On Capitol Hill, crowds of employees, aides, tourists and others lined the nearby sidewalks as police closed down the major streets near the Capitol, which was evacuated after the incident.

Sen. Chris Coons (D-Del.) led the day’s pro forma meeting of the Senate in a basement conference room at Postal Square.

Originally scheduled for a meeting at 2:30pm, the Senate instead held a brief meeting an hour later at an off-site location for the first time since the 9/11 terrorist attacks. While lawmakers are out of town, the Senate is technically in session because of a procedural dispute over formally going into recess.

Coons told reporters afterward that the Architect of the Capitol and the fire marshal were conducting an assessment of the structural integrity of the historic building. The Capitol Police had evacuated the building, requesting that only one staffer from each office should be in the building to secure their office spaces.-End

August 23, 2011 - The U.S. Geological Survey is reporting a 5.8 magnitude earthquake that hit about 100 miles south of Washington D.C. at 1:51 p.m. and was felt as far north as Boston, according to the Associated Press.

People evacuated buildings at 17th and DeSales streets NW after the 5.8 temblor shook the region.

The U.S. Geological Survey reported an aftershock at 2:43 p.m., a magnitude 2.8 event roughly five miles from Mineral, Va., which was the center of the first earthquake.

Buildings throughout D.C. were evacuated on an ad hoc basis, including the Pentagon, the Capitol building and the State Department.

The quake lasted about 30 to 40 seconds, according to a report from NBC4. It's one of the largest to ever hit the region; the USGS has an earthquake on record in Virginia from 1897 that registered 5.9 on the Richter scale.

Transportation Impacts

Operations at area airports were briefly affected: 34 flights were delayed at Ronald Reagan National Airport for nearly an hour, but operations had resumed to normal by 3 p.m.

Authorities were scrambling to ensure that nothing had happened to any of the aircraft when the quake hit, according to WAMU's Armando Trull.

Metro trains were running at 15 mph after the quake, but Metro officials told WAMU transportation reporter Jim Hilgen that there was no damage to any of the Metro lines.

The Maryland Transportation Authority suspended MARC commuter train service at about 3:30 p.m., but reinstated service a short while later. Union Station in downtown D.C. closed briefly after the earthquake, but reopened just before 3:30 p.m. Virginia commuter trains were also suspended but reinstated a short time later.

Amtrak trains are still delayed up and down the East Coast as officials continue checking trains and tracks between Washington and Baltimore.

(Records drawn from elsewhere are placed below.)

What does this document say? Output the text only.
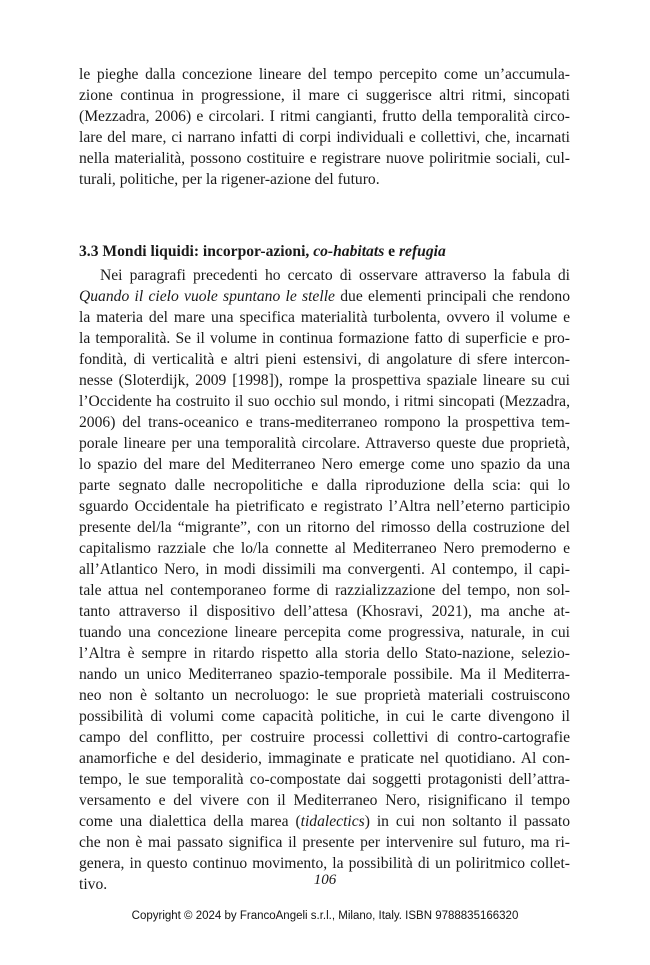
le pieghe dalla concezione lineare del tempo percepito come un’accumula-
zione continua in progressione, il mare ci suggerisce altri ritmi, sincopati
(Mezzadra, 2006) e circolari. I ritmi cangianti, frutto della temporalità circo-
lare del mare, ci narrano infatti di corpi individuali e collettivi, che, incarnati
nella materialità, possono costituire e registrare nuove poliritmie sociali, cul-
turali, politiche, per la rigener-azione del futuro.
3.3 Mondi liquidi: incorpor-azioni, co-habitats e refugia
Nei paragrafi precedenti ho cercato di osservare attraverso la fabula di
Quando il cielo vuole spuntano le stelle due elementi principali che rendono
la materia del mare una specifica materialità turbolenta, ovvero il volume e
la temporalità. Se il volume in continua formazione fatto di superficie e pro-
fondità, di verticalità e altri pieni estensivi, di angolature di sfere intercon-
nesse (Sloterdijk, 2009 [1998]), rompe la prospettiva spaziale lineare su cui
l’Occidente ha costruito il suo occhio sul mondo, i ritmi sincopati (Mezzadra,
2006) del trans-oceanico e trans-mediterraneo rompono la prospettiva tem-
porale lineare per una temporalità circolare. Attraverso queste due proprietà,
lo spazio del mare del Mediterraneo Nero emerge come uno spazio da una
parte segnato dalle necropolitiche e dalla riproduzione della scia: qui lo
sguardo Occidentale ha pietrificato e registrato l’Altra nell’eterno participio
presente del/la “migrante”, con un ritorno del rimosso della costruzione del
capitalismo razziale che lo/la connette al Mediterraneo Nero premoderno e
all’Atlantico Nero, in modi dissimili ma convergenti. Al contempo, il capi-
tale attua nel contemporaneo forme di razzializzazione del tempo, non sol-
tanto attraverso il dispositivo dell’attesa (Khosravi, 2021), ma anche at-
tuando una concezione lineare percepita come progressiva, naturale, in cui
l’Altra è sempre in ritardo rispetto alla storia dello Stato-nazione, selezio-
nando un unico Mediterraneo spazio-temporale possibile. Ma il Mediterra-
neo non è soltanto un necroluogo: le sue proprietà materiali costruiscono
possibilità di volumi come capacità politiche, in cui le carte divengono il
campo del conflitto, per costruire processi collettivi di contro-cartografie
anamorfiche e del desiderio, immaginate e praticate nel quotidiano. Al con-
tempo, le sue temporalità co-compostate dai soggetti protagonisti dell’attra-
versamento e del vivere con il Mediterraneo Nero, risignificano il tempo
come una dialettica della marea (tidalectics) in cui non soltanto il passato
che non è mai passato significa il presente per intervenire sul futuro, ma ri-
genera, in questo continuo movimento, la possibilità di un poliritmico collet-
tivo.	106
Copyright © 2024 by FrancoAngeli s.r.l., Milano, Italy. ISBN 9788835166320
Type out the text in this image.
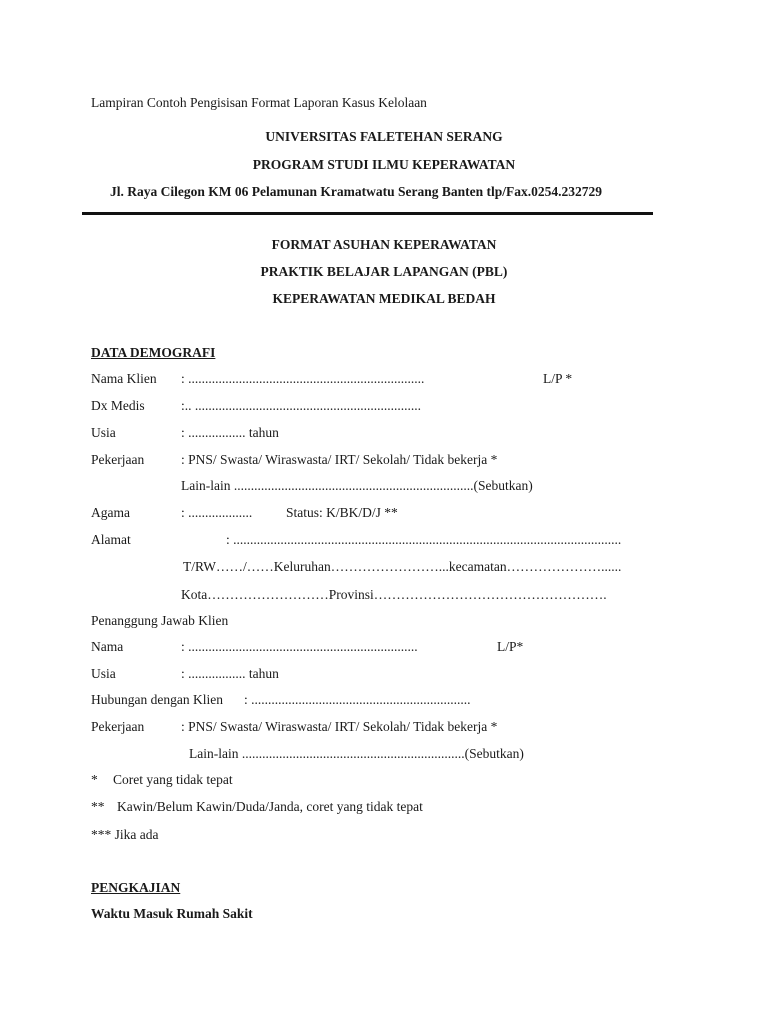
Lampiran Contoh Pengisisan Format Laporan Kasus Kelolaan
UNIVERSITAS FALETEHAN SERANG
PROGRAM STUDI ILMU KEPERAWATAN
Jl. Raya Cilegon KM 06 Pelamunan Kramatwatu Serang Banten tlp/Fax.0254.232729
FORMAT ASUHAN KEPERAWATAN
PRAKTIK BELAJAR LAPANGAN (PBL)
KEPERAWATAN MEDIKAL BEDAH
DATA DEMOGRAFI
Nama Klien : ......................................................................	L/P *
Dx Medis	:.. ...................................................................
Usia	: ................. tahun
Pekerjaan	: PNS/ Swasta/ Wiraswasta/ IRT/ Sekolah/ Tidak bekerja *
Lain-lain .......................................................................(Sebutkan)
Agama	: ................... Status: K/BK/D/J **
Alamat	: ...................................................................................................................
T/RW……/……Keluruhan……………………...kecamatan…………………......
Kota………………………Provinsi…………………………………………….
Penanggung Jawab Klien
Nama	: ....................................................................	L/P*
Usia	: ................. tahun
Hubungan dengan Klien : .................................................................
Pekerjaan	: PNS/ Swasta/ Wiraswasta/ IRT/ Sekolah/ Tidak bekerja *
Lain-lain ..................................................................(Sebutkan)
* Coret yang tidak tepat
** Kawin/Belum Kawin/Duda/Janda, coret yang tidak tepat
*** Jika ada
PENGKAJIAN
Waktu Masuk Rumah Sakit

Effects on Virginia nuclear facility, buildings

There are various reports of building damage throughout the area, including at the National Cathedral. A cathedral spokesperson confirmed to the Washington Business Journal that three pinnacles on the central tower have broken off.

D.C. Fire and EMS spokesman Pete Piringer told the Associated Press that numerous other buildings have been damaged, including the Ecuadorian embassy and a handful of schools. Piringer says all city fire trucks and ambulances have been deployed. Those that aren't responding to calls are driving around and looking for structural damage, injured people and other emergencies, he tells AP.

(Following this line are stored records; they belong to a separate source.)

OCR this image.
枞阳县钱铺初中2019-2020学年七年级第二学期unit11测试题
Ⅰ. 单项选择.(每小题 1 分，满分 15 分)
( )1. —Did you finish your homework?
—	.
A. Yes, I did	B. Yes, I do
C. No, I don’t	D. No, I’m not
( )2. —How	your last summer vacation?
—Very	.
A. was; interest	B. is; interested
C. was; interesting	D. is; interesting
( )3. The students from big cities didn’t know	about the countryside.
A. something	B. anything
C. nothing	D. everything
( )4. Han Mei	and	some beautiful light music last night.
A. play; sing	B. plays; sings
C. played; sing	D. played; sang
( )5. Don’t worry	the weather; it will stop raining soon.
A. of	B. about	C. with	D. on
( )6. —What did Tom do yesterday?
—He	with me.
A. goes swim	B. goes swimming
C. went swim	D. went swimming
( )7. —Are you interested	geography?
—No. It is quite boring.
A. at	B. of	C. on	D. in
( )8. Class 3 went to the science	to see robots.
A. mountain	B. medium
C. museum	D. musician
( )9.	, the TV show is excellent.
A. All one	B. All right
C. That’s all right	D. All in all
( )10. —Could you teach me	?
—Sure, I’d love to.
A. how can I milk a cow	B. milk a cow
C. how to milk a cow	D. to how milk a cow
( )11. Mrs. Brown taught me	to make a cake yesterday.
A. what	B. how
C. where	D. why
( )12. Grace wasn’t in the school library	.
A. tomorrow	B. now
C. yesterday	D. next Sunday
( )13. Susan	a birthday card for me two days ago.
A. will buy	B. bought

In Virginia, two reactors at the North Anna Nuclear Power Station in Louisa County, Va. shut off automatically after the earthquake. The plant is located less than 10 miles from the epicenter of the earthquake.

The plant, owned by Dominion Virginia Power, is being run off four emergency diesel generators supplying power for critical safety equipment.

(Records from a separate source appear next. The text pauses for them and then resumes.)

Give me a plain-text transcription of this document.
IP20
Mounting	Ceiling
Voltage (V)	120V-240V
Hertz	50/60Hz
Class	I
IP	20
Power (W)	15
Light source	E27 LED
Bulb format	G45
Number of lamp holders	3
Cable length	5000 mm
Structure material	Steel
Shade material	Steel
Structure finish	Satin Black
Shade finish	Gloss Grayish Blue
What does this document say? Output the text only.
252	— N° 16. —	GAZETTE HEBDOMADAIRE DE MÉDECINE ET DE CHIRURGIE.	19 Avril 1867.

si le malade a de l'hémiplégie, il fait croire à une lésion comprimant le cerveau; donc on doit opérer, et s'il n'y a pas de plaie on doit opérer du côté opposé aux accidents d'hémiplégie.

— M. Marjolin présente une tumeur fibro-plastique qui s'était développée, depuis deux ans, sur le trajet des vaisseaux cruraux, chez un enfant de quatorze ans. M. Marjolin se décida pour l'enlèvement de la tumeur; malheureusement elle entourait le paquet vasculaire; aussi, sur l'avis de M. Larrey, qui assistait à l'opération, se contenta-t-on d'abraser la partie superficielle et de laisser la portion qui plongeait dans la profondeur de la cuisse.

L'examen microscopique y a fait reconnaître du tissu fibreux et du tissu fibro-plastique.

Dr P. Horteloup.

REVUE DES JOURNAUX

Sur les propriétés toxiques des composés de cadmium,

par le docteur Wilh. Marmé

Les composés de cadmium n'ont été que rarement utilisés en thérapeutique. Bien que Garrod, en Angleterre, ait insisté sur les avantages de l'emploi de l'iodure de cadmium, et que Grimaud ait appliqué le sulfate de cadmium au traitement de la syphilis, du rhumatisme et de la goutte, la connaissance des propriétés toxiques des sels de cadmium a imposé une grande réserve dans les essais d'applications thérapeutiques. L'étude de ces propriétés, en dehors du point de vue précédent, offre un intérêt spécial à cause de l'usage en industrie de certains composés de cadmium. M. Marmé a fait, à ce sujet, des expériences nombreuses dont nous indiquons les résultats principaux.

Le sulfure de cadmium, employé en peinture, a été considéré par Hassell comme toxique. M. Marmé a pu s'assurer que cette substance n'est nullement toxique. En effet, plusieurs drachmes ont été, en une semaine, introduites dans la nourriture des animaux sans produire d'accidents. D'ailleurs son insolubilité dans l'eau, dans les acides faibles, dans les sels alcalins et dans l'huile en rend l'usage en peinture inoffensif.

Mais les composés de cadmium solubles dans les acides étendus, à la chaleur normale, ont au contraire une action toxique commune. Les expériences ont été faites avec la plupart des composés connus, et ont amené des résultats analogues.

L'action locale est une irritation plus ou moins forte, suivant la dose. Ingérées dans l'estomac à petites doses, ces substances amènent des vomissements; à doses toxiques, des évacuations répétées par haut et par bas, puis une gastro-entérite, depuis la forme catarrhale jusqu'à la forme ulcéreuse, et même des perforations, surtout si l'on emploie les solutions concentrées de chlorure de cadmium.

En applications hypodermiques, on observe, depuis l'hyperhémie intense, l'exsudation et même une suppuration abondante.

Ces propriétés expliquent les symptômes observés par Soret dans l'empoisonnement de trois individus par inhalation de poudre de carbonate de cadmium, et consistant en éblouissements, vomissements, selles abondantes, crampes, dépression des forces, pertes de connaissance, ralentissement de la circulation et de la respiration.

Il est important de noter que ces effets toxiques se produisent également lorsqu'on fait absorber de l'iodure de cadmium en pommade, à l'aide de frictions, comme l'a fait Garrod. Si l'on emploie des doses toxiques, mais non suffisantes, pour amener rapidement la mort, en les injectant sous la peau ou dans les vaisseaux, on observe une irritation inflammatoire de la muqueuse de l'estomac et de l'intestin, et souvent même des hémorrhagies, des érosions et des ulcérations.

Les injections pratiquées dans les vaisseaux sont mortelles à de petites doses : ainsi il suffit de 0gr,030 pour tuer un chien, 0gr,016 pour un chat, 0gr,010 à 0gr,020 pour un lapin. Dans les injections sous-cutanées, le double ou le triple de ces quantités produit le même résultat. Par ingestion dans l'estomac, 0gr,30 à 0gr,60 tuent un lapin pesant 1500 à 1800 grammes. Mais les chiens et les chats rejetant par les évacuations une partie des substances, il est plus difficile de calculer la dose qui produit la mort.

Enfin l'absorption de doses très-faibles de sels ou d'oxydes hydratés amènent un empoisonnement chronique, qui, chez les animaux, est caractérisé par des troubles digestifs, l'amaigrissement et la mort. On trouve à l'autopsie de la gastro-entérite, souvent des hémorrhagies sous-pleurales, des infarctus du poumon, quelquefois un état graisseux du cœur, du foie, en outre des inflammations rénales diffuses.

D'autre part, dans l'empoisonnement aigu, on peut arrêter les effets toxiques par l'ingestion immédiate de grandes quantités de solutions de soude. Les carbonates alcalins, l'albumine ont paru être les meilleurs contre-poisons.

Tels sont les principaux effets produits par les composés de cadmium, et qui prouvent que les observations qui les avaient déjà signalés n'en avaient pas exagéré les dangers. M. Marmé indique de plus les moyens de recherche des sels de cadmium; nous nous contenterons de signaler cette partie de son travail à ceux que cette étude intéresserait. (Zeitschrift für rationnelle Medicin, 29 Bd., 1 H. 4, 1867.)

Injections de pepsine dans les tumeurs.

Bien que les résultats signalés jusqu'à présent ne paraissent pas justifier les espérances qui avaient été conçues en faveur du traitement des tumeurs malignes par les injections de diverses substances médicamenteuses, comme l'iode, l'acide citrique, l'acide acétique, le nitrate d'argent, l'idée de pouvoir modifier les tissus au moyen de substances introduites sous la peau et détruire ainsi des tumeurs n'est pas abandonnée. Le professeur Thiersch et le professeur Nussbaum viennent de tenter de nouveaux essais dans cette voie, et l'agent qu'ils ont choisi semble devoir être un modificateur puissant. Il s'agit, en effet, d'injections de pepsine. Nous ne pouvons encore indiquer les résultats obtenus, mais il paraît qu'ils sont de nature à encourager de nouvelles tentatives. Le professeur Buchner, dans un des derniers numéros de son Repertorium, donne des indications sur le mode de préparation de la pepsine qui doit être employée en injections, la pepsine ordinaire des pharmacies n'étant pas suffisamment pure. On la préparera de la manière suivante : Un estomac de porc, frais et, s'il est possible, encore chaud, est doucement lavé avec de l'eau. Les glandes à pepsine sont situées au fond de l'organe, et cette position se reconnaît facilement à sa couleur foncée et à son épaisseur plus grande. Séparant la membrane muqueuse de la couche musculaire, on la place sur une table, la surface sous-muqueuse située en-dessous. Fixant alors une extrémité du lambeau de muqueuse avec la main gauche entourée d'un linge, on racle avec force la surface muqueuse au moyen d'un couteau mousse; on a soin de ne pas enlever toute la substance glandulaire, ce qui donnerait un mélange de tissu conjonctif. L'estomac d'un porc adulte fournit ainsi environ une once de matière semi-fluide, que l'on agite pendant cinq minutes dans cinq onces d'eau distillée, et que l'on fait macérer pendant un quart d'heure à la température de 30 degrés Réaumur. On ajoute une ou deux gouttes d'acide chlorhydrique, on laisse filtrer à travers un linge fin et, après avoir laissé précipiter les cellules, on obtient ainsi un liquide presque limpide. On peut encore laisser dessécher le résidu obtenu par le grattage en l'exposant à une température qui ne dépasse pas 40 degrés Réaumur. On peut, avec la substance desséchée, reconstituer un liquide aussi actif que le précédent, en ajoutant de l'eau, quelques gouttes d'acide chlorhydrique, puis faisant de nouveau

Nuclear Regulatory Commission spokesman Roger Hannah tells the Associated Press the agency was not immediately aware of any damage at nuclear power plants in the southeast. The NRC and Dominion are sending people to inspect the site.

Smithsonian closes buildings as gridlock backs up

The Smithsonian closed all its buildings after the earthquake, noting that the main concern among its facilities is the Smithsonian Castle, according to the Associated Press.

There are some minor cracks and broken glass in the castle, Smithsonian Secretary Wayne Clough tells the AP. The gothic, red-brick castle was built in 1857.

The Smithsonian closures include the National Zoo.